Porno/Gun Fair Pays For

     Drug Testing K-12 Graders


Poweshiek: Mary Freemantle calls the plan necessary; Alfonse D'Santori calls it disgusting and obscene.

     The two Humbug Town residents continue wrangling over a proposed town council plan to raise money by sponsoring what has been billed as an erotica-firearms fair. The "Humbug Town Big Bang", slated to be held in the town square in the heart of the historic district during the Labor Day Weekend, hopes to raise $250,000 to start and maintain Humbug Town's Comprehensive Drug Testing Program for its Kindergarten through Highschool aged students for the next decade.

     "You'd think a little town like this wouldn't have such a big drug problem," says Humbug Town Highschool Vice Principal, Mary Freemantle. "But we have an incidence rate of nearly 35%. You name it and I've seen it in student lockers: pot, meth, LSD---yes, even heroine. The schoolboard has set up a task force to examine the underlying causes of drug incidence here but until then we need a strong deterrent mechanism of some kind. This drug testing program will help us begin protecting our children but the town couldn't get the Federal funding. This plan gives us the money we need."

     The idea for the "Big Bang" started out as a joke when the town council held an open session to gather plans for generating revenue. They rapidly reconsidered after examining the earnings cities that hosted Adult Entertainment Industry conventions.

     "The council only saw dollar signs and that was enough to mesmerize the rest of the town. I fought their damned proposal tooth and nail, but now everyone's in favor of it, it seems," says Town Councilman Alfonse D'Santori. Though the council approved the Big Bang by a vote of six for and one against, D'Santori continues his lively and vocal opposition to it.

     "We're robbing Judas to pay the Devil," he warned at an August 6 Big Bang organizational meeting. "We're inviting certain kinds of people to set up business here in Humbug Town. And it's going to be you same folks championing this disgusting fair that are going to scream 'Not in my Backyard!' when a Stop 'n' Wank peep show palace erects itself on your block! What kind of moral message are you sending to our children? That we're trying to save them from the destructive effects of drug abuse? They're not stupid; they'll see right through it. Yes, there'll be Hell to pay!"
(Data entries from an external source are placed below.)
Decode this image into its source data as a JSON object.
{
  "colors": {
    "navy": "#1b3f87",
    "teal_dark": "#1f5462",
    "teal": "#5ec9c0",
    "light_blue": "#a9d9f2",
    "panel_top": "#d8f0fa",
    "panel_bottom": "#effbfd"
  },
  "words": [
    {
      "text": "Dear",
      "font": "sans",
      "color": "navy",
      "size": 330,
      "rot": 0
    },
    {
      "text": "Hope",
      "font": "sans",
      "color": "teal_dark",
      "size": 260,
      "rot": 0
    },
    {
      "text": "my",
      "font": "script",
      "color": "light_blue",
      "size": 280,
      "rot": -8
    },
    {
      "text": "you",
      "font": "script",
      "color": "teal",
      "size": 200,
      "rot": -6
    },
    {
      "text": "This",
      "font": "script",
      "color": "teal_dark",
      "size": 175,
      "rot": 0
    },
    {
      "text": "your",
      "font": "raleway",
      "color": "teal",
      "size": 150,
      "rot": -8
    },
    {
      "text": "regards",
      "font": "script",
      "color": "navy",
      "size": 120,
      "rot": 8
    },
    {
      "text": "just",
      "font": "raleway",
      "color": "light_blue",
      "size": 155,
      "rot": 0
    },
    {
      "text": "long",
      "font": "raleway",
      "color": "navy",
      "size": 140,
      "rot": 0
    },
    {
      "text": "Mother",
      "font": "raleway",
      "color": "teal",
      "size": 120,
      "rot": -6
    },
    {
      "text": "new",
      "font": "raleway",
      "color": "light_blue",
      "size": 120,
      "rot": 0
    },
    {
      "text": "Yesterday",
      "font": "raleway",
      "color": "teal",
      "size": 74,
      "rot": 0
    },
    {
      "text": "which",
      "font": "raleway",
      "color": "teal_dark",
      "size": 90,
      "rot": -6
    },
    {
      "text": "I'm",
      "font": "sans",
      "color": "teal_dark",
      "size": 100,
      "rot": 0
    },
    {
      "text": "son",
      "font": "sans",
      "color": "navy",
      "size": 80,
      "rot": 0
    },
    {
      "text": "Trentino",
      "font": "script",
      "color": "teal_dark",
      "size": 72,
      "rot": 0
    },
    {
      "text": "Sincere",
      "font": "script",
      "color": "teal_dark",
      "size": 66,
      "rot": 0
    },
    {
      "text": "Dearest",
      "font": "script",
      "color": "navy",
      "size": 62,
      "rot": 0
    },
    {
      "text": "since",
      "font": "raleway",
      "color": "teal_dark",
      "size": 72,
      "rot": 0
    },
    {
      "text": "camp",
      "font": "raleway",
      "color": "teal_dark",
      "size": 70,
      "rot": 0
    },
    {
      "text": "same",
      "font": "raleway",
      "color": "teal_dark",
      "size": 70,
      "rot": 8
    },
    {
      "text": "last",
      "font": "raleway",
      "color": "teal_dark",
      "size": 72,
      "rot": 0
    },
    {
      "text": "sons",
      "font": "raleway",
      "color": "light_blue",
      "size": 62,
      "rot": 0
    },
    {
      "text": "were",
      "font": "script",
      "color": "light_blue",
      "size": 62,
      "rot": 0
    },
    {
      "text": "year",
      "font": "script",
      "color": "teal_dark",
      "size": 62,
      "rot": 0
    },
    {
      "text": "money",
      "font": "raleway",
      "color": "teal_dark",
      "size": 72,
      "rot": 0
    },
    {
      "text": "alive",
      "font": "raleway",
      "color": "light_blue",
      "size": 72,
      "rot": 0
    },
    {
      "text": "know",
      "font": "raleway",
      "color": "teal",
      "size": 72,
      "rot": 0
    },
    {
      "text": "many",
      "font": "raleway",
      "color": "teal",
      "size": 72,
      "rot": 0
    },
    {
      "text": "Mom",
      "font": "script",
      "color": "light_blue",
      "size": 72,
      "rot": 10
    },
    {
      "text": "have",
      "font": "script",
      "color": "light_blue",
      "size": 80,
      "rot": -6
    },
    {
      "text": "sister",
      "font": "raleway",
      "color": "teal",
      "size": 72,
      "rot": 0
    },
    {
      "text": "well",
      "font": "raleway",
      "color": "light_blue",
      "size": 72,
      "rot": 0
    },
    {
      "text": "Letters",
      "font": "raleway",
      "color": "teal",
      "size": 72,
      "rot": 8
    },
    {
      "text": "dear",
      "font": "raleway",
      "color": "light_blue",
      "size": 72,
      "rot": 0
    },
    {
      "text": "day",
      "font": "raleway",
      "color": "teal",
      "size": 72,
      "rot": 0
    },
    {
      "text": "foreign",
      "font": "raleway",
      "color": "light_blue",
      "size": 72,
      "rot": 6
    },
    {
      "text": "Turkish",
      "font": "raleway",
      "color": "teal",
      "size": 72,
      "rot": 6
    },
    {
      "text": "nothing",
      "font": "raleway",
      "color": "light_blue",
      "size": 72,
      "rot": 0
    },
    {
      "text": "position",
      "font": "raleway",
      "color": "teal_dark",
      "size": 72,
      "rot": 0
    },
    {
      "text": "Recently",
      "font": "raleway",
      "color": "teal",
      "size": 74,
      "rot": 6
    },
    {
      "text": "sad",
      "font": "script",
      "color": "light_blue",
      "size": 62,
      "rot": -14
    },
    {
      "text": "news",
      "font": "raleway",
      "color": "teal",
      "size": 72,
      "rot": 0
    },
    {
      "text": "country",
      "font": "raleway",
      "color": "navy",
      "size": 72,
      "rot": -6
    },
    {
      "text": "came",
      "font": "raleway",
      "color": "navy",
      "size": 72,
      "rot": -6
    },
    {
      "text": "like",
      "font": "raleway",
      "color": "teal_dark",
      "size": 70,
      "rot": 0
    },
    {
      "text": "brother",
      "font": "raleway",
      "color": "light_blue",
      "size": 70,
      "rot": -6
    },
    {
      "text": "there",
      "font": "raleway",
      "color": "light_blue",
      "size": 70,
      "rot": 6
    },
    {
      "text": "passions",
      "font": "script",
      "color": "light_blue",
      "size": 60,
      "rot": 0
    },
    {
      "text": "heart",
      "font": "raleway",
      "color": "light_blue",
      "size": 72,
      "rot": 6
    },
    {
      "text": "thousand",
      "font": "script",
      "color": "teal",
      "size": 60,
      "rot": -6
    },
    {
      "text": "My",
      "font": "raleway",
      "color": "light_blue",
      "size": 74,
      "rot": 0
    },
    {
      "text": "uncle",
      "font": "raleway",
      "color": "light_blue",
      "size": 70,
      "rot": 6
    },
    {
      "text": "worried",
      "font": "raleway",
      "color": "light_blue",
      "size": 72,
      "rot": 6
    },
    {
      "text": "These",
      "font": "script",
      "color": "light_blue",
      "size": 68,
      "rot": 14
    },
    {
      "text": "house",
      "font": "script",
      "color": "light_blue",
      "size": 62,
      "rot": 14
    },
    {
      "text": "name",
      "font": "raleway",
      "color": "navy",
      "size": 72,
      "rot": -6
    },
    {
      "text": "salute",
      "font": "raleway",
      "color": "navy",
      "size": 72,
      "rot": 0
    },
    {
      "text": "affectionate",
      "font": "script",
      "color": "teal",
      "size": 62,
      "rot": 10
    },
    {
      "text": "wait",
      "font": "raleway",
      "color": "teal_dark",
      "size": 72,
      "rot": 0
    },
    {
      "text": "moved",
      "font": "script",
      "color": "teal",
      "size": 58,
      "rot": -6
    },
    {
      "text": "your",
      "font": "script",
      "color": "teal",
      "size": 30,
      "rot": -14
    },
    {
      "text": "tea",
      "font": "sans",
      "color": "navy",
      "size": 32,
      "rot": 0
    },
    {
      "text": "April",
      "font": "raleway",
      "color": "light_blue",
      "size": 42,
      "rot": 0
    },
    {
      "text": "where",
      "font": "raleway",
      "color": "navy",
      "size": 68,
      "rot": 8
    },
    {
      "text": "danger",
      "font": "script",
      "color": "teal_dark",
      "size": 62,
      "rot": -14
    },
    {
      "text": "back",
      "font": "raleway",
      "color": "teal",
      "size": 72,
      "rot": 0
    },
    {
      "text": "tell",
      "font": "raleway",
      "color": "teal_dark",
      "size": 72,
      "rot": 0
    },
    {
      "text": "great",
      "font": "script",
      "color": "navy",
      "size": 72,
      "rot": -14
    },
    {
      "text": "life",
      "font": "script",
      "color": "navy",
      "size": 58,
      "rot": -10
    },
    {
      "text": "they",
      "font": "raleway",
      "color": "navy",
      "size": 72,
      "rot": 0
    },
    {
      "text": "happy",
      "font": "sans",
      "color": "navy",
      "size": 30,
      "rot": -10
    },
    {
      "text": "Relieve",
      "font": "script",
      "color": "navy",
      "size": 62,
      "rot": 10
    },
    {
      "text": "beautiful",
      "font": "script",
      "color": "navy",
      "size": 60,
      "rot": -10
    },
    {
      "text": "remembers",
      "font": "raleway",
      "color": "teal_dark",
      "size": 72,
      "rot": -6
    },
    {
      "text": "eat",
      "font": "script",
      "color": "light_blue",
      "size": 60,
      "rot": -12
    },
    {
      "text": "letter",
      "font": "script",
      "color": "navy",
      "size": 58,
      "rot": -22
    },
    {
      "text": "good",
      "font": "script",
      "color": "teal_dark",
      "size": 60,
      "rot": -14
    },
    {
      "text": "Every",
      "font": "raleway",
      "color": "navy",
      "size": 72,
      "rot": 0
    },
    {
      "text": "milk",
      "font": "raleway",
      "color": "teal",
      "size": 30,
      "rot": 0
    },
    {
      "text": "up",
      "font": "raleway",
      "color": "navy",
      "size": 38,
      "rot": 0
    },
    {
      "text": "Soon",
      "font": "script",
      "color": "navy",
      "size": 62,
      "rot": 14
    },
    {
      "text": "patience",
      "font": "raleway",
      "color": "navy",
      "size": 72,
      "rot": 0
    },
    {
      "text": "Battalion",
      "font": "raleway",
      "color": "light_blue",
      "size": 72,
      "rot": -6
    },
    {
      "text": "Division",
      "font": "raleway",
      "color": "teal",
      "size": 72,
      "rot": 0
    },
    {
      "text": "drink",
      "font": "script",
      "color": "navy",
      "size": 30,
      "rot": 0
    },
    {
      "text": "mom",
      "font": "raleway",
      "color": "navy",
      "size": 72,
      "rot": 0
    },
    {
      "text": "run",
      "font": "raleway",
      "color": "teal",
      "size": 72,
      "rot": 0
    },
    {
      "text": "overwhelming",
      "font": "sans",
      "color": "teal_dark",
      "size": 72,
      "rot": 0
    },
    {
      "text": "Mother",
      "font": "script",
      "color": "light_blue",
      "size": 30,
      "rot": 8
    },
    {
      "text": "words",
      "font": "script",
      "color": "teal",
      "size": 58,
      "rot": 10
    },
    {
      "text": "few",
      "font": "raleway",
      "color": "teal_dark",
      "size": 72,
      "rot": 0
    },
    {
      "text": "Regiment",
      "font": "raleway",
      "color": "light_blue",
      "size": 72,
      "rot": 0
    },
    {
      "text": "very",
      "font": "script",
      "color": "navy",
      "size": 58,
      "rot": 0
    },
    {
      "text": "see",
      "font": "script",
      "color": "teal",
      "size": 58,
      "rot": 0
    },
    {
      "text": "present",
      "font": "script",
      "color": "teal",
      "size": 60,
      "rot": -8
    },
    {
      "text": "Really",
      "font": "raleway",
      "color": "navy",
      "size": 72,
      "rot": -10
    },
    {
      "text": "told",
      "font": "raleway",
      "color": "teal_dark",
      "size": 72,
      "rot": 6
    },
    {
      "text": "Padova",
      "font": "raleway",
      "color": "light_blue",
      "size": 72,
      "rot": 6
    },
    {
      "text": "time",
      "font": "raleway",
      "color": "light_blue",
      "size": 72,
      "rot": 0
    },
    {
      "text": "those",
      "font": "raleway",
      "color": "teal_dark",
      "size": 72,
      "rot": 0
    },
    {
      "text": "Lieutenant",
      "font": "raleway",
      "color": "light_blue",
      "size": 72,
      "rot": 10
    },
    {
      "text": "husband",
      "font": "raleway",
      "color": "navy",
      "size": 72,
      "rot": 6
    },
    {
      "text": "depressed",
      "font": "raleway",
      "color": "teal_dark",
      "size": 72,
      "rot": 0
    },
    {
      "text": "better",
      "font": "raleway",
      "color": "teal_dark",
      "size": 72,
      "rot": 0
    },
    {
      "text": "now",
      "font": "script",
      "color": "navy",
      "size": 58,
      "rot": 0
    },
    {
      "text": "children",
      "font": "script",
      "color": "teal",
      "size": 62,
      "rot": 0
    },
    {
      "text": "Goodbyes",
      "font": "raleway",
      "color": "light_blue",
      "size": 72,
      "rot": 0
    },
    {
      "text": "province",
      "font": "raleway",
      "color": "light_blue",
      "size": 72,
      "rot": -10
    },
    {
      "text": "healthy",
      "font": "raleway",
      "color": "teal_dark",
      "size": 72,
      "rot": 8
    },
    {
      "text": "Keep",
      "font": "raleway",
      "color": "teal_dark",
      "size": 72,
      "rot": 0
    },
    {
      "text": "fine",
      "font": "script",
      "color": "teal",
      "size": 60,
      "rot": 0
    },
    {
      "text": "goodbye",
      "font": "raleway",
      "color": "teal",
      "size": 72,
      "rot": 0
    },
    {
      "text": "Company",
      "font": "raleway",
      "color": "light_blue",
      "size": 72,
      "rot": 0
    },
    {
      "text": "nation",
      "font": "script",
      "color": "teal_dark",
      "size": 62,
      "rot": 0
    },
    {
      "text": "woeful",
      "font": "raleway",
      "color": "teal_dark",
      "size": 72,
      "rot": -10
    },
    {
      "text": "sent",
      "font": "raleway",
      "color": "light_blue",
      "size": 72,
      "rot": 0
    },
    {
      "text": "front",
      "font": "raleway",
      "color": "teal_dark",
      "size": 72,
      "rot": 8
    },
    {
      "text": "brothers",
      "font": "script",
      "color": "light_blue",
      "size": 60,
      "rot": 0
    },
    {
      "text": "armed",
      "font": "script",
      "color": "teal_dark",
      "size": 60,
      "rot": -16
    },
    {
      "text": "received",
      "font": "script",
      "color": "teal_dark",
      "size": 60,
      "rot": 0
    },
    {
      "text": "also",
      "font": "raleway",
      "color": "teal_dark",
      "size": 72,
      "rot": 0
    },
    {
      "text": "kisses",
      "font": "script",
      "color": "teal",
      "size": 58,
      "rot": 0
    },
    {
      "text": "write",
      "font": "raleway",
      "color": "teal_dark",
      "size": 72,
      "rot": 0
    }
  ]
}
     Despite D'Santori's arguments, those attending the meeting shouted him down.

     "We're basically appealing to both collectors of classic Erotica and Firearms," Events Coordinator John Thomas later explained. "But I want to make it clear, that this event is by no means one for the whole family. All the Adult Erotica Exhibitors will be in area completely isolated from the rest of the fair by an eight-foot sheet rock wall donated by Shintz Construction. And we will have someone there checking ID's to make sure that no one under 18 gets in. Of course, the firearms and other weapons will be there for everyone to see because that's safe, traditional family-oriented fun. And there'll be fireworks and patriotic music from the Humbug Highschool Marching Band. Did I mention we'll also have a beer-tent?"